Commento di Fra Marcello Buscemi e Suor Cristiana Scandura
Lunedì della II settimana del Tempo Ordinario
Letture: Eb 5,1-10 Sal 109 Mc 2,18-22
Riflessione biblica
“Vino nuovo in otri nuovi” (Mc 2,18-22). La vita cristiana è basata su una triplice novità: dalla legge al Vangelo, dall’esteriorità all’interiorità, dall’assenza alla presenza di Gesù, il Messia di Dio. La novità del Vangelo: “nella pienezza del tempo, Dio mandò il suo Figlio, nato da donna, nato sotto la Legge, per riscattare quelli che erano sotto la Legge, perché ricevessimo l’adozione a figli” (Gal 4,4-5). È Dio, infatti, che si fa presente a noi in Gesù; nella sua parola ci libera dai condizionamenti della legge, nella fede ci rende obbedienti alla volontà di Dio, nell’amore ci fa agire da figli di Dio. Il primato dell’interiorità: non è questione di praticare il digiuno o altre regole, ma di avere “un cuore nuovo e uno spirito nuovo”: “Vi darò un cuore nuovo, metterò dentro di voi uno spirito nuovo, toglierò da voi il cuore di pietra e vi darò un cuore di carne. Porrò il mio Spirito dentro di voi e vi farò vivere secondo i miei statuti e vi farò osservare e mettere in pratica le mie leggi” (Ez 36,26-27).
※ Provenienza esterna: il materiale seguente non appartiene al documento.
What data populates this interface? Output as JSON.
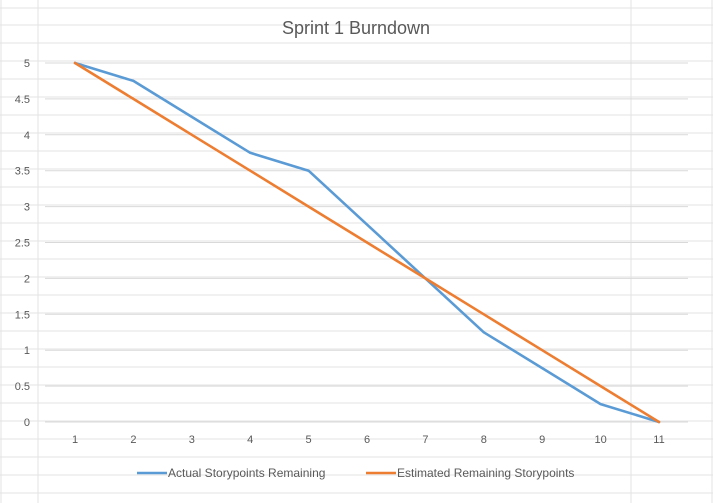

La presenza di Gesù: rinnovati dallo Spirito, facciamo tutto in Gesù, con Gesù e per Gesù; allora non c’è spazio né per il “digiuno” o per “la tristezza”, perché l’amore di Gesù ci trasfigura se ci lasciamo penetrare dalla sua gioia, ci rende “pacifici” se la sua pace dimora in noi, ci libera dal nostro egoismo se rimaniamo nel suo amore. È Gesù “il vino nuovo” che rende gioioso il vivere quotidiano. Rinnoviamo il nostro cuore: camminiamo in Gesù e con Gesù per rendere il nostro cuore docile alle esigenze del suo amore e far operare in noi il suo Spirito per produrre il suo frutto, l’amore, divenendo donatori di gioia per gli afflitti, costruttori di pace nella pazienza e nel domino di noi stessi.
Lettura esistenziale
“Ora i discepoli di Giovanni e i farisei stavano facendo un digiuno. Si recarono allora da Gesù e gli dissero: «Perché i discepoli di Giovanni e i discepoli dei farisei digiunano, mentre i tuoi discepoli non digiunano?»” (Mc 2,18). Questa domanda, in fondo, nasconde un’accusa di poca devozione riscontrata dai farisei in Gesù e nei suoi discepoli. I farisei, che digiunano spesso, hanno un’idea ben precisa di religiosità: il pio israelita, il devoto, rispetta con puntiglio ogni norma della Legge, vive con timore e rispetto la propria vita e si nega ogni eccesso. Ancora oggi molti hanno questa idea: la persona devota è mortificata e penitente, compassata e seriosa. Gesù, invece, viene accusato di essere un mangione e un beone, perché non rientra nell’idea di devozione che hanno i farisei. Gesù replica che la fede produce gioia; che l’incontro con Dio non è la partecipazione ad un funerale ma ad una bella festa di nozze. Se dimentichiamo questa dimensione tradiamo la visione biblica di Dio. Il digiuno che Gesù aborrisce è quello di chi si priva delle cose e dei piaceri, fingendo zelo e accumulando invece tristezza e rabbia nel cuore. Dio non può gradire questo genere di digiuno. Il digiuno che Gesù predilige è invece vivere ogni giorno con gioia spostando il baricentro da se stessi al fratello. Spesso poi il vero digiuno non è quello che noi decidiamo di fare, ma quello che gli altri o gli eventi ci inducono a fare. Impariamo a cogliere queste occasioni provvidenziali con gioia, facendone un’offerta d’amore.